CLI vs REST API: Which One to Use
While both the CLI and REST API use the same backend, they’re designed for different use cases. Here’s a comparison to help you decide:
| Feature | TTSBuddy CLI | TTSBuddy REST API |
|---|---|---|
| Best For | Shell scripts and CI/CD jobs | Large-scale automation |
| Complexity | Low - single binary, no setup | Moderate - requires HTTP logic |
| Markdown Handling | Built-in AI cleanup for tables | Raw text input; pre-cleaning needed |
| Job Management | Synchronous by default | Asynchronous with job_id |
| Error Handling | Exit codes (e.g., 0, 1) | HTTP status codes + JSON errors |
| Safe Retries | Manual script logic | Built-in Idempotency-Key |
For most CI/CD tasks, especially converting Markdown files like release notes, the CLI is the simpler and faster option. On the other hand, the REST API is better suited for asynchronous job management, web app integrations, or processing massive text volumes across multiple jobs.
Conclusion: Adding TTS to Your Pipeline with TTSBuddy
Adding text-to-speech functionality to your CI/CD pipeline is a straightforward process. With TTSBuddy, you can automate audio generation in just a few steps: install the CLI, securely store your API key, configure a TTS job in your pipeline, and decide between using the CLI for Markdown conversion or the REST API for handling larger workloads or asynchronous tasks. This allows you to generate audio files alongside your code updates without hassle.
To keep things running smoothly, focus on a few best practices: choose efficient voice options to reduce build times, avoid build loops to prevent repeated pipeline runs, and set timeouts for processing large documents to avoid silent errors.
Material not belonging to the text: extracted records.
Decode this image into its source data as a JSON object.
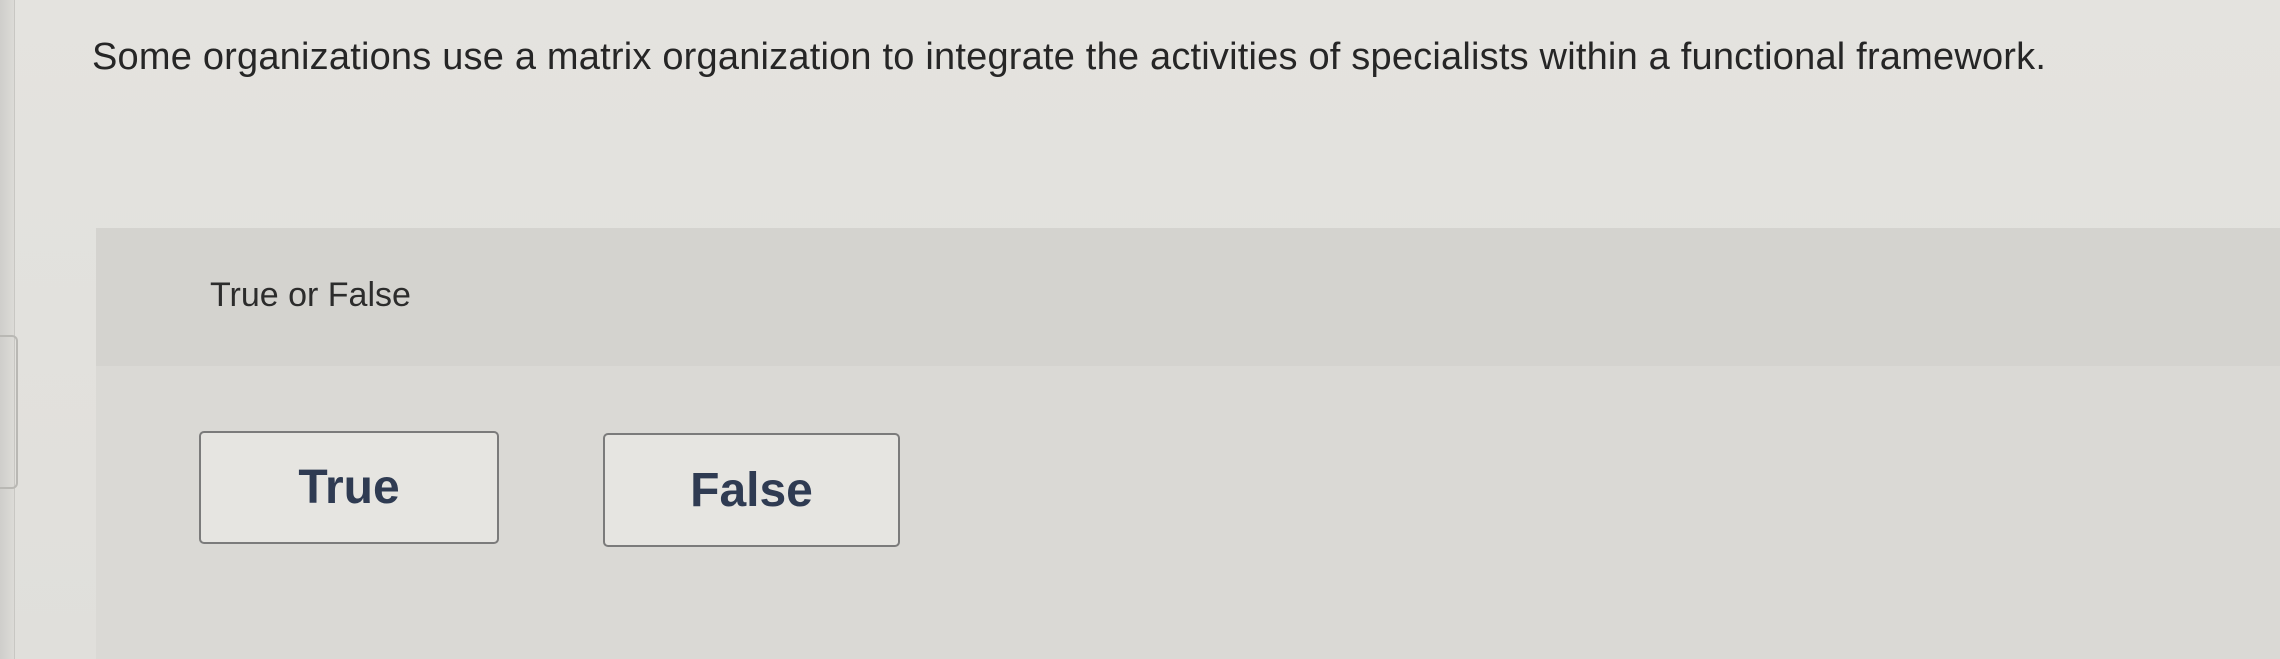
{
  "question": {
    "text": "Some organizations use a matrix organization to integrate the activities of specialists within a functional framework."
  },
  "answer_area": {
    "type_label": "True or False",
    "choices": [
      {
        "label": "True"
      },
      {
        "label": "False"
      }
    ]
  }
}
TTSBuddy simplifies the process by automatically handling Markdown cleanup, processing code blocks, and managing retries. Audio files are typically processed in just 10–30 seconds [2], making TTS steps quick and unlikely to slow down your pipeline.
For those just starting, the Free plan offers enough resources for initial testing and integration. If your needs grow, the Pro plan is available for $9.99/month. Begin by testing locally, then validate the integration within your pipeline to ensure everything works as expected.
FAQs
How do I avoid CI loops when committing generated MP3s?
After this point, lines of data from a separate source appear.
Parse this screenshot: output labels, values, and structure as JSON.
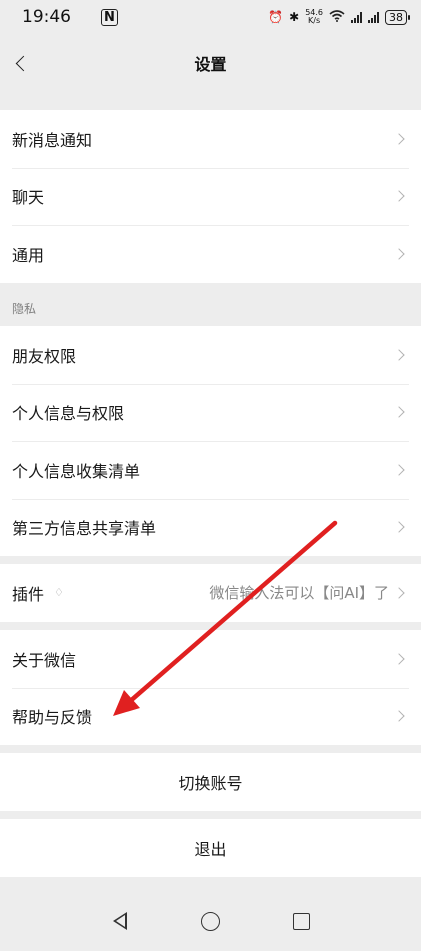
{
  "status_bar": {
    "time": "19:46",
    "nfc": "N",
    "net_speed_value": "54.6",
    "net_speed_unit": "K/s",
    "battery": "38"
  },
  "nav": {
    "title": "设置"
  },
  "group1": [
    {
      "label": "新消息通知"
    },
    {
      "label": "聊天"
    },
    {
      "label": "通用"
    }
  ],
  "privacy_header": "隐私",
  "group2": [
    {
      "label": "朋友权限"
    },
    {
      "label": "个人信息与权限"
    },
    {
      "label": "个人信息收集清单"
    },
    {
      "label": "第三方信息共享清单"
    }
  ],
  "plugins": {
    "label": "插件",
    "hint": "微信输入法可以【问AI】了"
  },
  "group4": [
    {
      "label": "关于微信"
    },
    {
      "label": "帮助与反馈"
    }
  ],
  "switch_account": "切换账号",
  "logout": "退出",
  "annotation_color": "#e02020"
}
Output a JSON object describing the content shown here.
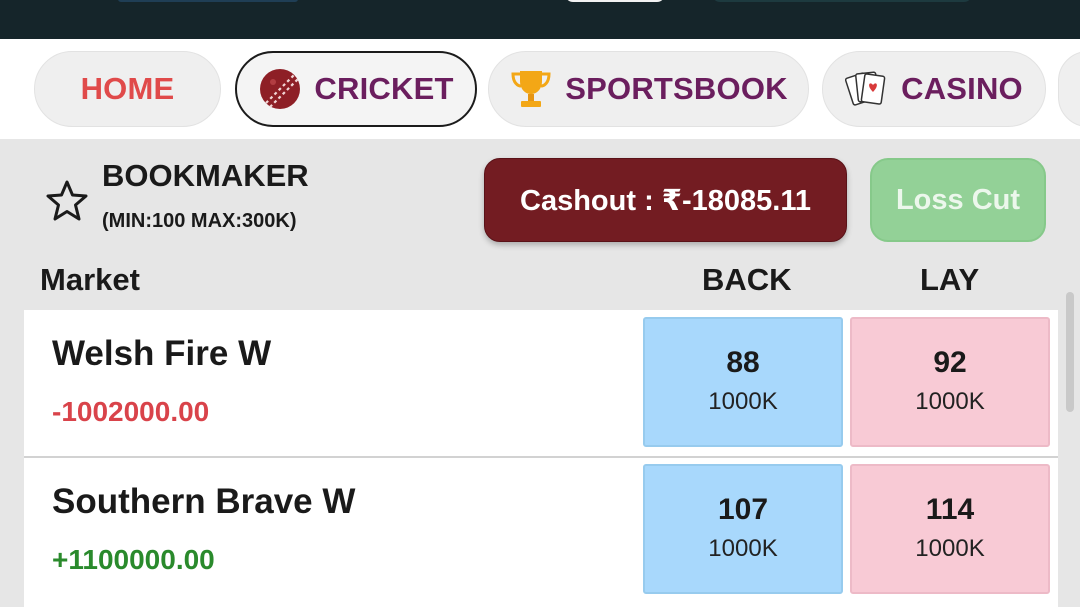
{
  "tabs": [
    {
      "label": "HOME",
      "icon": "",
      "active": false
    },
    {
      "label": "CRICKET",
      "icon": "cricket-ball-icon",
      "active": true
    },
    {
      "label": "SPORTSBOOK",
      "icon": "trophy-icon",
      "active": false
    },
    {
      "label": "CASINO",
      "icon": "playing-cards-icon",
      "active": false
    }
  ],
  "bookmaker": {
    "title": "BOOKMAKER",
    "limits": "(MIN:100 MAX:300K)"
  },
  "actions": {
    "cashout_label": "Cashout : ₹-18085.11",
    "losscut_label": "Loss Cut"
  },
  "columns": {
    "market": "Market",
    "back": "BACK",
    "lay": "LAY"
  },
  "runners": [
    {
      "name": "Welsh Fire W",
      "pl": "-1002000.00",
      "back": {
        "price": "88",
        "size": "1000K"
      },
      "lay": {
        "price": "92",
        "size": "1000K"
      }
    },
    {
      "name": "Southern Brave W",
      "pl": "+1100000.00",
      "back": {
        "price": "107",
        "size": "1000K"
      },
      "lay": {
        "price": "114",
        "size": "1000K"
      }
    }
  ],
  "colors": {
    "topbar": "#15252a",
    "cashout": "#731c22",
    "losscut": "#93d197",
    "back": "#a8d8fc",
    "lay": "#f8cad5",
    "loss": "#d9434a",
    "profit": "#2a8a2c"
  }
}
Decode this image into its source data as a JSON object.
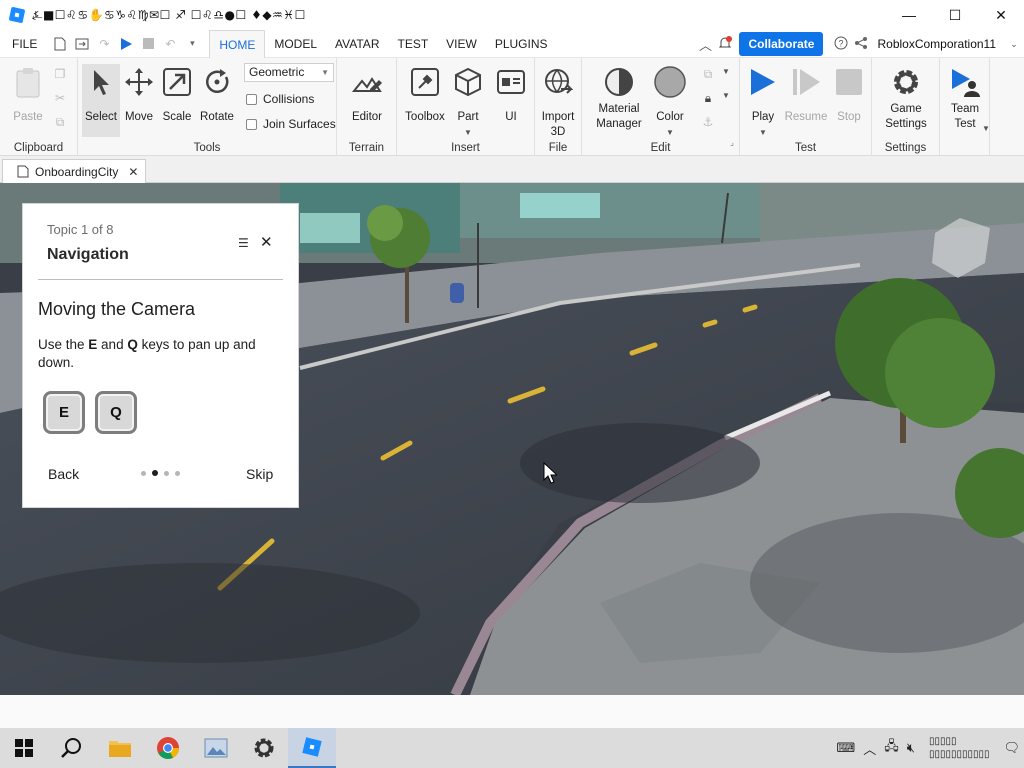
{
  "window": {
    "title": "⍼■☐♌♋✋♋♑♌♍✉☐ ♐ ☐♌♎●☐ ♦◆♒♓☐"
  },
  "menubar": {
    "file": "FILE",
    "tabs": [
      "HOME",
      "MODEL",
      "AVATAR",
      "TEST",
      "VIEW",
      "PLUGINS"
    ],
    "collaborate": "Collaborate",
    "username": "RobloxComporation11"
  },
  "ribbon": {
    "clipboard": {
      "paste": "Paste",
      "label": "Clipboard"
    },
    "tools": {
      "select": "Select",
      "move": "Move",
      "scale": "Scale",
      "rotate": "Rotate",
      "mode": "Geometric",
      "collisions": "Collisions",
      "join_surfaces": "Join Surfaces",
      "label": "Tools"
    },
    "terrain": {
      "editor": "Editor",
      "label": "Terrain"
    },
    "insert": {
      "toolbox": "Toolbox",
      "part": "Part",
      "ui": "UI",
      "label": "Insert"
    },
    "file": {
      "import3d": "Import 3D",
      "label": "File"
    },
    "edit": {
      "material": "Material Manager",
      "color": "Color",
      "label": "Edit"
    },
    "test": {
      "play": "Play",
      "resume": "Resume",
      "stop": "Stop",
      "label": "Test"
    },
    "settings": {
      "game": "Game Settings",
      "label": "Settings"
    },
    "team": {
      "team_test": "Team Test"
    }
  },
  "doc_tab": {
    "name": "OnboardingCity"
  },
  "onboarding": {
    "topic": "Topic 1 of 8",
    "title": "Navigation",
    "heading": "Moving the Camera",
    "desc_before": "Use the ",
    "key1": "E",
    "desc_mid": " and ",
    "key2": "Q",
    "desc_after": " keys to pan up and down.",
    "back": "Back",
    "skip": "Skip",
    "dots_total": 4,
    "dots_active": 2
  },
  "colors": {
    "accent": "#0e74e8",
    "play": "#1a6fd8",
    "road": "#3b4049"
  }
}
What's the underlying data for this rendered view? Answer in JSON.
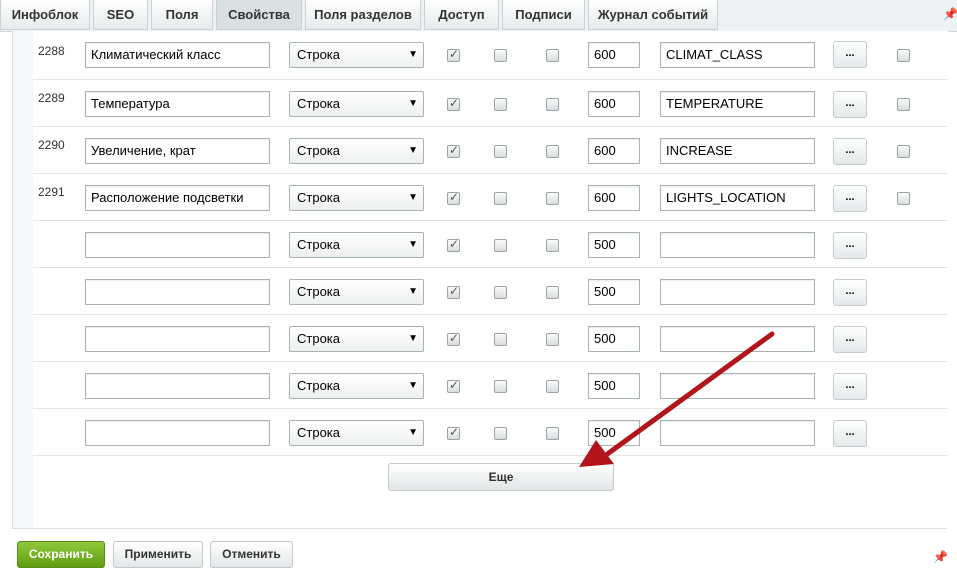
{
  "tabs": [
    {
      "label": "Инфоблок"
    },
    {
      "label": "SEO"
    },
    {
      "label": "Поля"
    },
    {
      "label": "Свойства"
    },
    {
      "label": "Поля разделов"
    },
    {
      "label": "Доступ"
    },
    {
      "label": "Подписи"
    },
    {
      "label": "Журнал событий"
    }
  ],
  "active_tab": "Свойства",
  "properties": [
    {
      "id": "2288",
      "name": "Климатический класс",
      "type": "Строка",
      "c1": true,
      "c2": false,
      "c3": false,
      "sort": "600",
      "code": "CLIMAT_CLASS",
      "more": "...",
      "del": false
    },
    {
      "id": "2289",
      "name": "Температура",
      "type": "Строка",
      "c1": true,
      "c2": false,
      "c3": false,
      "sort": "600",
      "code": "TEMPERATURE",
      "more": "...",
      "del": false
    },
    {
      "id": "2290",
      "name": "Увеличение, крат",
      "type": "Строка",
      "c1": true,
      "c2": false,
      "c3": false,
      "sort": "600",
      "code": "INCREASE",
      "more": "...",
      "del": false
    },
    {
      "id": "2291",
      "name": "Расположение подсветки",
      "type": "Строка",
      "c1": true,
      "c2": false,
      "c3": false,
      "sort": "600",
      "code": "LIGHTS_LOCATION",
      "more": "...",
      "del": false
    },
    {
      "id": "",
      "name": "",
      "type": "Строка",
      "c1": true,
      "c2": false,
      "c3": false,
      "sort": "500",
      "code": "",
      "more": "..."
    },
    {
      "id": "",
      "name": "",
      "type": "Строка",
      "c1": true,
      "c2": false,
      "c3": false,
      "sort": "500",
      "code": "",
      "more": "..."
    },
    {
      "id": "",
      "name": "",
      "type": "Строка",
      "c1": true,
      "c2": false,
      "c3": false,
      "sort": "500",
      "code": "",
      "more": "..."
    },
    {
      "id": "",
      "name": "",
      "type": "Строка",
      "c1": true,
      "c2": false,
      "c3": false,
      "sort": "500",
      "code": "",
      "more": "..."
    },
    {
      "id": "",
      "name": "",
      "type": "Строка",
      "c1": true,
      "c2": false,
      "c3": false,
      "sort": "500",
      "code": "",
      "more": "..."
    }
  ],
  "more_button": "Еще",
  "footer": {
    "save": "Сохранить",
    "apply": "Применить",
    "cancel": "Отменить"
  },
  "colors": {
    "annotation_arrow": "#b3141b",
    "save_button": "#6aa51c"
  },
  "icons": {
    "pin": "pin-icon",
    "select_arrow": "dropdown-arrow-icon"
  }
}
When committing generated MP3 files to your repository, you can avoid triggering endless build loops in your CI/CD pipeline by including [skip ci] or [ci skip] in your commit message. This simple addition tells your CI/CD provider to bypass the build process for that specific commit. Incorporating this step into your automated scripts or post-processing routines ensures that generated assets are handled efficiently without setting off unnecessary workflows.
What’s the best way to handle large files without timeouts?
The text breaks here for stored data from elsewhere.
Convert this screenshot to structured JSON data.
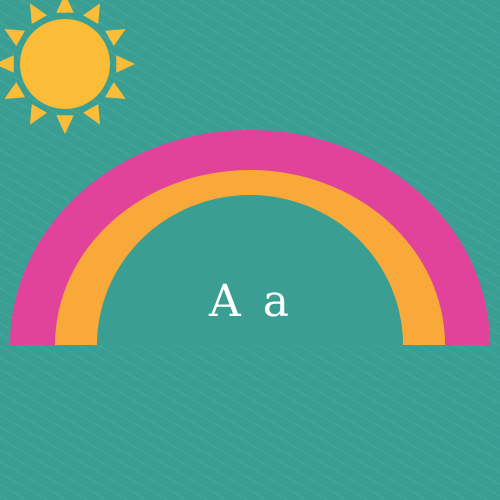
{
  "caption": "A a",
  "illustration": {
    "background_color": "#3a9e93",
    "stripe_color": "#46aca1",
    "sun": {
      "name": "sun-icon",
      "color": "#fbbc37",
      "ray_count": 12
    },
    "rainbow": {
      "name": "rainbow-icon",
      "bands": [
        "#e2439a",
        "#f9a939",
        "#3a9e93"
      ]
    }
  }
}
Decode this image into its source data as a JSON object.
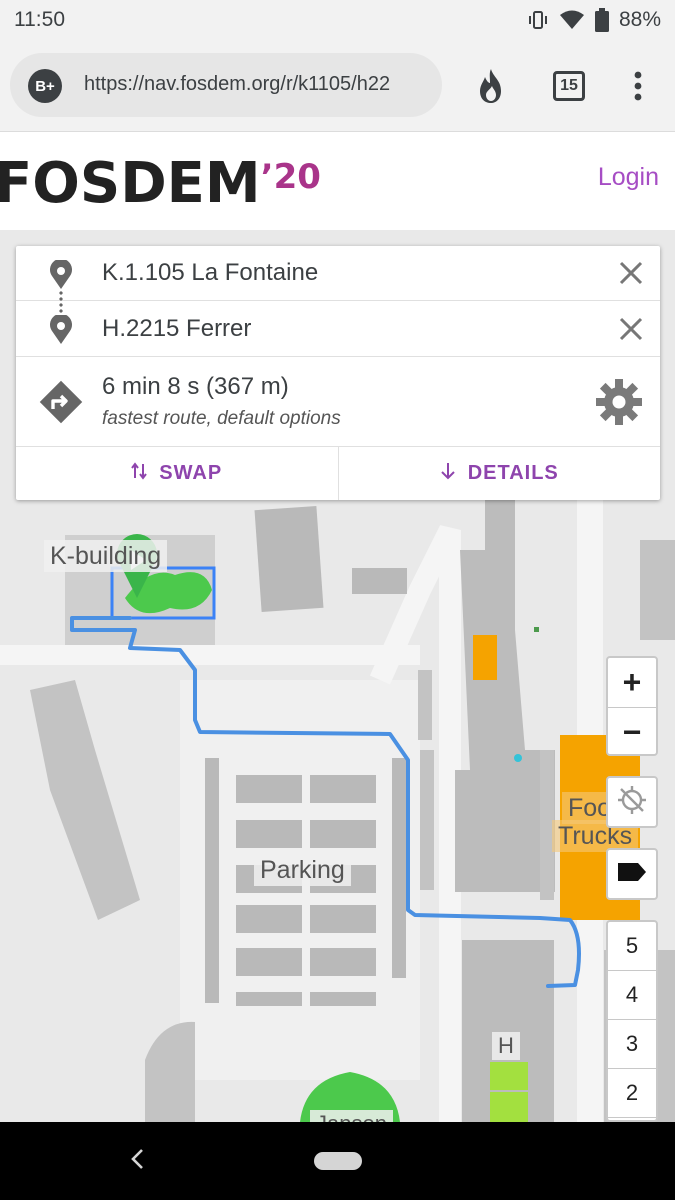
{
  "status_bar": {
    "time": "11:50",
    "battery": "88%",
    "icons": [
      "vibrate-icon",
      "wifi-icon",
      "battery-icon"
    ]
  },
  "browser": {
    "url": "https://nav.fosdem.org/r/k1105/h22",
    "site_badge": "B+",
    "tab_count": "15",
    "icons": [
      "site-badge-icon",
      "fire-icon",
      "tabs-icon",
      "more-vert-icon"
    ]
  },
  "header": {
    "logo": "FOSDEM",
    "logo_year": "’20",
    "login": "Login",
    "logo_year_color": "#a9348a",
    "link_color": "#a64dc4"
  },
  "route": {
    "from": "K.1.105 La Fontaine",
    "to": "H.2215 Ferrer",
    "duration": "6 min 8 s (367 m)",
    "options": "fastest route, default options",
    "swap_label": "SWAP",
    "details_label": "DETAILS",
    "accent_color": "#8e44ad",
    "route_color": "#4a90e2"
  },
  "map": {
    "labels": {
      "k_building": "K-building",
      "parking": "Parking",
      "food_trucks_1": "Food",
      "food_trucks_2": "Trucks",
      "h": "H",
      "janson": "Janson"
    },
    "zoom_in": "+",
    "zoom_out": "−",
    "floors": [
      "5",
      "4",
      "3",
      "2"
    ]
  }
}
When working with large files, it's a good idea to break your text into smaller chunks of 30,000–50,000 characters. While TTSBuddy can handle requests up to 500,000 characters, splitting the text helps ensure smoother processing and reduces the risk of timeouts, especially in your CI/CD pipeline.
For texts exceeding 100,000 characters, processing might take several minutes. To handle this, make sure to set appropriate timeout values in your configuration to accommodate these longer processing times. This way, you can maintain reliability and avoid interruptions during execution.
How can I run TTS jobs without hitting rate limits?
To keep your CI/CD pipeline running smoothly and avoid rate limits, stick to your API key's restrictions: 1 POST request per minute and 30 GET requests per minute. If you encounter a 429 status code, check the Retry-After header to see how long you need to wait before trying again. For automated retries, consider using an exponential backoff strategy. One important thing to note: GET requests used to check job status don't count toward your POST request quota.